Vom Arztdasein in Amerika

US-Beamten denken anders

  • Freitag, 28. Oktober 2011

Eine meiner Patientinnen hatte finanzielle Probleme; aufgrund von Arbeitslosigkeit war sie mit ihrer vierköpfigen Familie unter die Armutsgrenze gerutscht. Ihren Praxistermin verbrachte sie bei mir damit, statt über ihren Blutzucker über ihre Finanzen und diverse Dokumenten zu reden.

So erfuhr ich, auf welchem Niveau die US-Armutsgrenze für eine vierköpfige Familie liegt:  Abhängig vom US-Bundesstaat liegt die Grenze bei einem Jahreseinkommen von $22.350,00 bis $27.940,00. Das entspricht knapp $1.860 beziehungsweise $2.320 pro Monat. Für Alleinstehende liegt dieser Wert bei knapp $1.000 pro Monat.
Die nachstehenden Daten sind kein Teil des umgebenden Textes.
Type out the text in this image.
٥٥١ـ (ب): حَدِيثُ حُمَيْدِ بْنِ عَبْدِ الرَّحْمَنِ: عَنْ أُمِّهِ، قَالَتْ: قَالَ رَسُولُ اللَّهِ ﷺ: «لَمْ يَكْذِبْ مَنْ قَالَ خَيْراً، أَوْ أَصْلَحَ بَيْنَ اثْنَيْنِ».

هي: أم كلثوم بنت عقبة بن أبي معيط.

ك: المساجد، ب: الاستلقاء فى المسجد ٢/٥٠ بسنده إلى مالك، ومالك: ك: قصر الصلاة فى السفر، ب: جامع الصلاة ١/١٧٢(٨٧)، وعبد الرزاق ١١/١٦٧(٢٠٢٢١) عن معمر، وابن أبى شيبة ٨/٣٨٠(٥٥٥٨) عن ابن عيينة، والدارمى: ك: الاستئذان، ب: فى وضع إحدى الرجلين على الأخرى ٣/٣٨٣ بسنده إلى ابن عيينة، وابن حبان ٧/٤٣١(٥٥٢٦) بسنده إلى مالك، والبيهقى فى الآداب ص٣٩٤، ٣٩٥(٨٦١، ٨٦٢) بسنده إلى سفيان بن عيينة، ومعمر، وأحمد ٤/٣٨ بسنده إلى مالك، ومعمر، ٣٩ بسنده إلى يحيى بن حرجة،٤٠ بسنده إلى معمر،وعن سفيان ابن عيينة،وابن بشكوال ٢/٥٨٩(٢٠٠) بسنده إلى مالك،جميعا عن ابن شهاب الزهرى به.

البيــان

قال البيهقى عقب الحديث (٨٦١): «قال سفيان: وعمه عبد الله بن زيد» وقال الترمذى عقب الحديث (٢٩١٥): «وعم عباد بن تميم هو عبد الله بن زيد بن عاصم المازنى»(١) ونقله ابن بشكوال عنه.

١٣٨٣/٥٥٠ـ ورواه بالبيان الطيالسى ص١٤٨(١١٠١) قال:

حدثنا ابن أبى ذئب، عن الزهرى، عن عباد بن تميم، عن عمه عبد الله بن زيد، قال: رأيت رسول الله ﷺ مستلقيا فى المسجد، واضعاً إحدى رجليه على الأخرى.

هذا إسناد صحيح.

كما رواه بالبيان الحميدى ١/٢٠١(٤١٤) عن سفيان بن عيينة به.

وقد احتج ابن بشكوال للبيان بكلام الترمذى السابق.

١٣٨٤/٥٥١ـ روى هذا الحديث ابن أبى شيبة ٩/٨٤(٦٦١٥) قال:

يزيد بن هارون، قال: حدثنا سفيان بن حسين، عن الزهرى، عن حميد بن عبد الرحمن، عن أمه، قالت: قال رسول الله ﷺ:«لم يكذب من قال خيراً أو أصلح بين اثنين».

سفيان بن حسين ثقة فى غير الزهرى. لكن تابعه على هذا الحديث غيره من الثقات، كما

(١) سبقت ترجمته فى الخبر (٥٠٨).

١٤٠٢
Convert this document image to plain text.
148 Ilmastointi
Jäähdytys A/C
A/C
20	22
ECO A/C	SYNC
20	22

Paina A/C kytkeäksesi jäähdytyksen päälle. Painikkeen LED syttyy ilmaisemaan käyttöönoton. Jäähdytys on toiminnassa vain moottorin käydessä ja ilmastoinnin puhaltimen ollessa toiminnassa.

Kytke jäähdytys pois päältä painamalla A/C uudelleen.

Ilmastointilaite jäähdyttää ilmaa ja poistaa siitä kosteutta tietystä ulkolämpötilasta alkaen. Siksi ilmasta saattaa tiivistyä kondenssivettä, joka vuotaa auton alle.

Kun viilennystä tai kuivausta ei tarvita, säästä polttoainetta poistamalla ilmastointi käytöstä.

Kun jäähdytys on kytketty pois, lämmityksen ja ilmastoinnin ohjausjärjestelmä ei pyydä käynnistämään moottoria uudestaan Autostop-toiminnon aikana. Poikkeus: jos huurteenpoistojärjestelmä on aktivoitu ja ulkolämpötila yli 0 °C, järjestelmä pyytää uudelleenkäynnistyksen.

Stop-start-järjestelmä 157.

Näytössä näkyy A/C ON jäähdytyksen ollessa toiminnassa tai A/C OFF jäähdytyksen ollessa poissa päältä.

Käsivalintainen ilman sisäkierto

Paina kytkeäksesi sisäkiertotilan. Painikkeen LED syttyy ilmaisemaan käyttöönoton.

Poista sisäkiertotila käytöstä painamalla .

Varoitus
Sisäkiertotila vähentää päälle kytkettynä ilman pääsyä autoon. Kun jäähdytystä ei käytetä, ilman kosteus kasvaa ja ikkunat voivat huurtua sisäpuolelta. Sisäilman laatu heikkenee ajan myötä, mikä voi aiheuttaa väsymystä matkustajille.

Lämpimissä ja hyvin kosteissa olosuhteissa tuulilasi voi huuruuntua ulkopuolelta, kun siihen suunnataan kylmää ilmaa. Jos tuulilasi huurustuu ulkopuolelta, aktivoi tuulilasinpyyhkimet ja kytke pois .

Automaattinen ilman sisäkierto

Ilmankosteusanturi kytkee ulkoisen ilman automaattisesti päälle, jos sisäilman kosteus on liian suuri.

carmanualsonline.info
Da ihr Einkommen unter dieses Niveau abgesunken war, hatte sie Anspruch auf bundes- und nationalstaatliche Geldleistungen wie z.B.  Mietzuzahlung, Anspruch auf eine staatliche und damit kostenfreie Krankenversicherung und Lebensmittelgutscheine.

Als Arzt fiel mir die Aufgabe zu, mehrere Dokumente auszustellen, die ihre jeweiligen Krankheiten bescheinigten; außerdem hoffte sie, dass ich körperliche Einschränkungen feststellen würde und sie somit Invalidenrente erhalten könne.

Als ihr Antrag auf Krankenversicherung bewilligt wurde, sprach ich mit zwei der zuständigen Sachbearbeiter, um kleinere Fragen noch zu klären. Ich dankte dabei im Namen der Patientin angesichts der finanziellen Erleichterungen, die sie nun erfuhr. Unvergessen bleibt mir die Antwort der Beamten: „Mir müssen sie nicht danken. Denn Sie zahlen mit Ihren Steuern ihre Hilfszahlungen. Danken Sie sich selbst“.

Aus dem Mund eines deutschen Beamten habe ich solches noch nicht vernommen, daher meine Überraschung. Doch hatten diese US-Beamten nicht recht? Es war doch u.a. mein Steuergeld, das hier verteilt wurde. Ob wir beim nächsten Griechenlandpaket ein Dankeschön von Angela Merkel, Wolfgang Schäuble und Konsorten wohl hören  werden? „Danke liebe Deutsche, dass Sie so großzügig sind“?